Dal pasto monoporzione al social eating: chi vincerà?

Se i fan del pasto in solitudine sfidano gli amanti delle allegre tavolate in compagnia: chi vincerà nella gara del piacere culinario?
Di Alessandra Storti
Quante volte vi sarà capitato di mangiare al ristorante da soli? Una, due, tre volte, spesso o forse mai?
C’è chi, come Margherita Buy, donna in carriera felicemente single protagonista nel film “Viaggio sola”, lo fa spesso per lavoro.
Ma se non ci facciamo tanti problemi a mangiare da soli quando siamo fuori per affari, più difficile è farlo per il semplice piacere di uscire e regalarsi un’ottima cena, a frenarci è un’inspiegabile imbarazzo, frutto di vecchi pregiudizi duri a morire.
Ebbene ad Amsterdam c’è chi, invece, ci sta prendendo l’abitudine o, meglio ancora, ci sta prendendo gusto.
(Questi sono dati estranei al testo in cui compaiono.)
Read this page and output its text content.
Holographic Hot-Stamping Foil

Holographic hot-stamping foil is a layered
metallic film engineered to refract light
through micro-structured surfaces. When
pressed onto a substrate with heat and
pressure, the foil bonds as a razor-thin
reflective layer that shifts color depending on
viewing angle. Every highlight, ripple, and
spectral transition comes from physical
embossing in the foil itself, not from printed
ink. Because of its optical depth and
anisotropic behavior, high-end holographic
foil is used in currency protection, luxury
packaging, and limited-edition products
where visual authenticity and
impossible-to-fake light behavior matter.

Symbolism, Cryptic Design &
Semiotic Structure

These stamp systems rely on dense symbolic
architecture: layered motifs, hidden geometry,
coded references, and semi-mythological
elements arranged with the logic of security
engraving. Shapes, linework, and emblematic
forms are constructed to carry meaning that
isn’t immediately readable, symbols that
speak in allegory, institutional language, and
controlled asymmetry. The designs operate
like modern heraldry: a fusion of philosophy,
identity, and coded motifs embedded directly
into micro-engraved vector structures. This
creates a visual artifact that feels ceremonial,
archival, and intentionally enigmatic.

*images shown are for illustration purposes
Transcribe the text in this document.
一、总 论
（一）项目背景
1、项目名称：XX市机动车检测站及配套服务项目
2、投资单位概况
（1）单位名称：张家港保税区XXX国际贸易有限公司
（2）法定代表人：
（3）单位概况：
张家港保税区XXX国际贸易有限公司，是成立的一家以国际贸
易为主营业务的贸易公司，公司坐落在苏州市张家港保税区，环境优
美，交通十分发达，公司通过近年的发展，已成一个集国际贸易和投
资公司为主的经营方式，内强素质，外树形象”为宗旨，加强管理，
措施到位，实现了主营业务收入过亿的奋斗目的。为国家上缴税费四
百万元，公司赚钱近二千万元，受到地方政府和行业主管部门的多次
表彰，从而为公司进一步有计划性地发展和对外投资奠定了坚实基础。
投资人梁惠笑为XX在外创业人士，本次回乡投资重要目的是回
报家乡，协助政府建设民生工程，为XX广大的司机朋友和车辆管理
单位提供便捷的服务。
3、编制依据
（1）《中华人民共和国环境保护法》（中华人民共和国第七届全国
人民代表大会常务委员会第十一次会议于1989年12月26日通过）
Nella capitale olandese il 27 e 28 settembre torna, per la terza volta, Eenmaal (letteralmente “una porzione”), il primo one-person temporary restaurant dove il pasto è un piacere decisamente solitario.
Che ci scappi un tete-a-tete o addirittura una reunion di simpatici amici è praticamente  impossibile: ogni tavolo (una decina in tutto) è composto da un unico posto.

Del resto i clienti sanno bene a cosa vanno incontro: l’esperimento, che finora ha riscosso notevole successo tanto da spingere l’ideatrice, la social designer Marina van Goor, a mettere in cantiere un terzo appuntamento dopo il tutto esaurito delle prime due date, nasce con l’obiettivo di restituire piena dignità al piacere di mangiare da soli, al ristorante o in qualunque altro luogo pubblico, sdoganandolo da vecchi e limitanti tabù.
Da “Eenmaal you are your own company” così recita la pagina facebook: qui, dunque, il vero protagonista è il pasto, le chiacchiere fra amici  e lo scambio di convenevoli non renderanno più succulenta la vostra bistecca né più appetitoso il dessert, al contrario potrete gustarvi ogni boccone in santa pace e in piena quiete, dedicandovi ad un’unica cosa…voi stessi.

Ma se da una parte c’è chi si ingegna a dimostrare che “mangiare in solitudine è una buona cosa”, dall’altra parte dell’universo culinario, o meglio agli antipodi, c’è  chi considera il piacere della socialità come un aspetto imprescindibile del pasto.
Come spiegare altrimenti il successo delle applicazioni di social eating come Gnammo o NewGusto o il recente fenomeno delle Hidden Kitchen e delle loro cene segrete?
Cosa spinge infatti tantissimi appassionati di cucina a organizzare succulente e impegnative cene per perfetti sconosciuti scegliendo di condividere con loro la propria cucina oltre che le proprie abilità culinarie e altrettanti amanti della buona tavola ad accettarne l’invito, se non il piacere delle chiacchiere fra commensali?
Sembrerebbe proprio che l’emozione dell’incontro non sia un componente secondaria in questi casi ma che, anzi, la cucina non sia altro che un’ottima scusa per stare a tavola in buona compagnia e fare nuove conoscenze. Sembrerebbe proprio, diciamolo pure, che in questi casi, la cena non sia affatto il fine quanto il mezzo.

E allora, in conclusione, se mangiare non è solo nutrirsi ma un vero e proprio piacere, qual è il modo migliore per godersi le prelibatezze dello chef?
In beata solitudine, come propone qualcuno, attorniati solo dal rumore dei propri pensieri o riuniti intorno ad una vivace tavolata tra festose risate e amabili conversazioni?
Ch ha torto e chi ha ragione? Tutti e nessuno, molto probabilmente.
Quello che c’è di buono, in realtà, è che oggi potete fare ciò che più vi piace anche a tavola. Come gustarvi la cena lo decidete voi, che sia da soli, con la vostra dolce metà, in compagnia di amici o tra perfetti sconosciuti.
E anche questa, in fondo, è una piccola rivoluzione democratica.